As I get older and more in touch with my sensual side, I love to indulge in a little afternoon hanky panky. I think it keeps me young and perky, and I feel so energized afterwards. Over the years I’ve found that it’s best between 3 and 4pm. Slow jams set the mood. Sometimes I take off all my clothes, but not always. Of course, it’s more titillating if I’m undressed. I love the sensuousness of lying down, completely engulfed by a warm ….
I think naps round out the rough edges of an abrasive world. The planet might be less hostile if more people took naps. In some cultures the siesta is part of the day, but in American society, those who nap are considered frivolous, nonproductive and just plain lazy. We are so focused on tasks and goals that when we do give a nod to the nap we call it a power nap. Just lean back in your ergonomic chair in a cubicle and treat yourself to 40 winks. In my opinion, napping while sitting is an oxymoron. Besides, I have never seen reference to a power nap in “The 7 Habits of Highly Effective People”, so it’s a total ruse.

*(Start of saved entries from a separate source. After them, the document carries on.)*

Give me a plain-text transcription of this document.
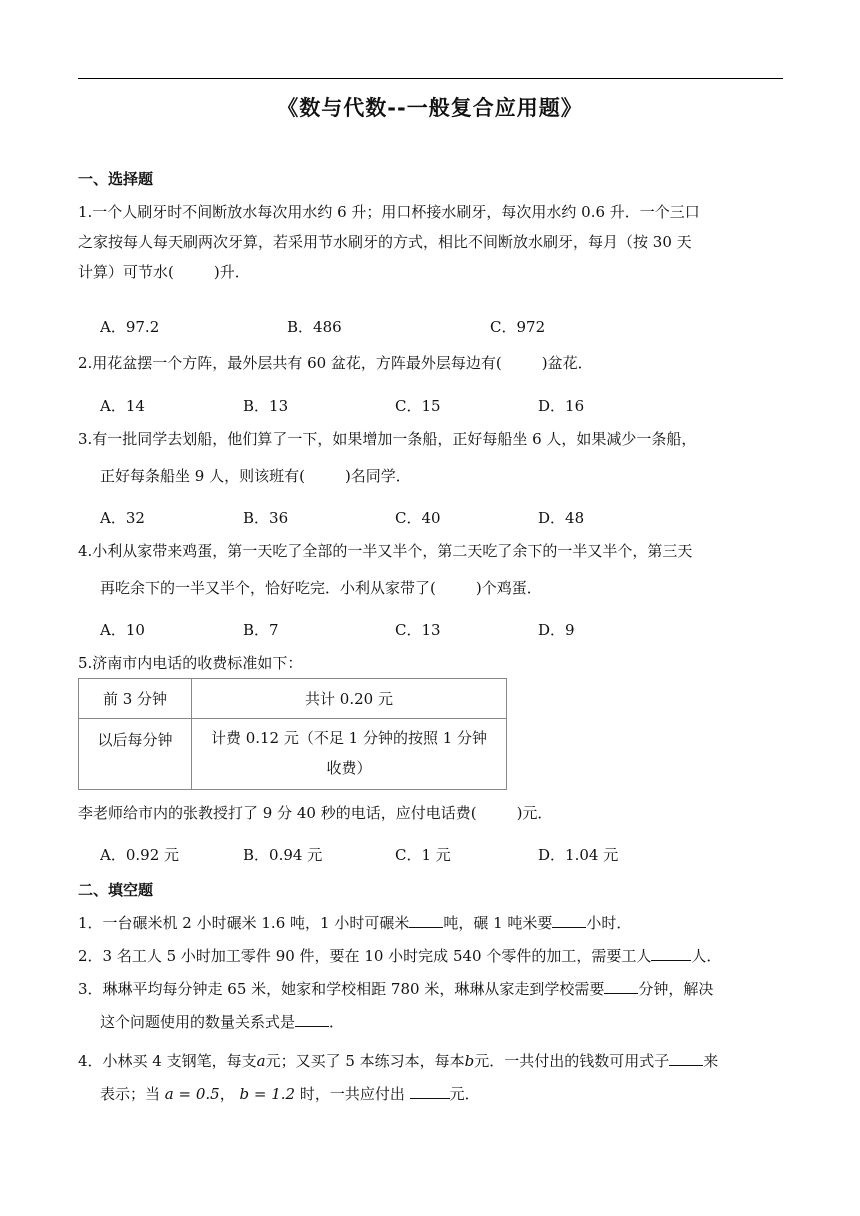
《数与代数--一般复合应用题》
一、选择题
1.一个人刷牙时不间断放水每次用水约 6 升；用口杯接水刷牙，每次用水约 0.6 升．一个三口
之家按每人每天刷两次牙算，若采用节水刷牙的方式，相比不间断放水刷牙，每月（按 30 天
计算）可节水(	)升．
A．97.2	B．486	C．972
2.用花盆摆一个方阵，最外层共有 60 盆花，方阵最外层每边有(	)盆花．
A．14	B．13	C．15	D．16
3.有一批同学去划船，他们算了一下，如果增加一条船，正好每船坐 6 人，如果减少一条船，
正好每条船坐 9 人，则该班有(	)名同学．
A．32	B．36	C．40	D．48
4.小利从家带来鸡蛋，第一天吃了全部的一半又半个，第二天吃了余下的一半又半个，第三天
再吃余下的一半又半个，恰好吃完．小利从家带了(	)个鸡蛋．
A．10	B．7	C．13	D．9
5.济南市内电话的收费标准如下：
前 3 分钟	共计 0.20 元
以后每分钟	计费 0.12 元（不足 1 分钟的按照 1 分钟
收费）
李老师给市内的张教授打了 9 分 40 秒的电话，应付电话费(	)元．
A．0.92 元	B．0.94 元	C．1 元	D．1.04 元
二、填空题
1．一台碾米机 2 小时碾米 1.6 吨，1 小时可碾米 吨，碾 1 吨米要 小时．
2．3 名工人 5 小时加工零件 90 件，要在 10 小时完成 540 个零件的加工，需要工人	人．
3．琳琳平均每分钟走 65 米，她家和学校相距 780 米，琳琳从家走到学校需要 分钟，解决
这个问题使用的数量关系式是 ．
4．小林买 4 支钢笔，每支a元；又买了 5 本练习本，每本b元．一共付出的钱数可用式子 来
表示；当 a = 0.5， b = 1.2 时，一共应付出	元．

There is an art to napping that involves more than merely reclining horizontally and falling asleep. It requires full attention and total immersion of the soul. Commitment is necessary, and it can’t be force-fit into the day. I have heard people say they are just going to take a catnap. That sounds like a waste of a perfectly good snooze. It’s like saying you intend to eat half an ice cream cone, or a quarter of a chocolate chip cookie. Why plan for less when you can have it all?
Some folks lament they can’t quiet their minds enough to sleep. Or they can’t justify spending the time napping when they should be “doing” something. I pity these people. They are depriving themselves of one of nature’s great pleasures. It’s free, you don’t have to travel anywhere and you don’t need special gear to participate. Get over your guilt, people. Succumb to the sublime. Your rough edges will thank you for it.
To be sure, I’ve had my share of bad naps. Before I learned the art, I would go to bed and get under the covers fully dressed. Naps of my youth left me wanting more. They weren’t really restful, and they were not satisfying. I never quite felt refreshed. Now that I look back at these pathetic attempts, I see that they were flights from life. Bad day at work? Naptime. Argument with a boyfriend? Seek solace in some shuteye. I hadn’t yet learned that a nap is special and unique. It should not be abused by using it as an escape and it should never be confused with the more life-supporting activity of sleep. I took it too seriously, like I did everything else back then. Napping was merely sleeping at a different time of day. I merely plunked down my head and fell out. There was no grace involved. It was simply the absence of wakefulness. Youth is wasted on the young, they say. So much REM, so little time.
Now that I’m older and wiser I realize that naps should never be confused with going to bed. Of course, one sleeps when one naps. But naps are more life-affirming, and delicious in their peak hours’ indulgence. Not just dozing or snoozing, they are luscious forays into the land of milk and honey.
After years of practice, I’ve discovered that my best naps are taken on the couch in the living room. Ideally, sunshine streams in through the window from the south. That way I absorb a bit of Vitamin D while I doze. That’s as much productivity and multi-tasking I pretend to muster. Of course, rainy and cloudy days are also perfect because the absence of sunshine is nature’s own eyeshade. Whatever the weather, I experience every layer of sleep as I cascade deeper into it.
My afternoon forays into slumber are enhanced by pre-nap ritual. My fuzzy white slippers line up with the base of the couch, sentinels on guard as I slowly sink into the warmth of repose. Casting cushions cast, I fetch my sleep-supreme floating-on-a-cloud down-filled memory-foam bed pillow with extra neck and spine support. The ritual is complete and I am nap-ready when I carry my Pepto Bismol pink velour robe, which doubles as my blanket, from the bedroom closet.
This ritual is so firmly planted in my napping behavior that when I bring out my robe, Apollo, my 14 year old Labrador retriever, jumps up from wherever he is to follow me into the living room and curl himself on my white slipper sentries. Since Apollo’s age and arthritis make it difficult for him to jump, his puppy-like agility is astonishing and reserved for afternoon kips. No catnap for us. Ready, aim, nap.
All this talk about sleep and slumber has me woozy and yawning. What time is it, anyway? Ah, 3PM.
Bring on the eyeshades and mood music. It’s time for true afternoon delight.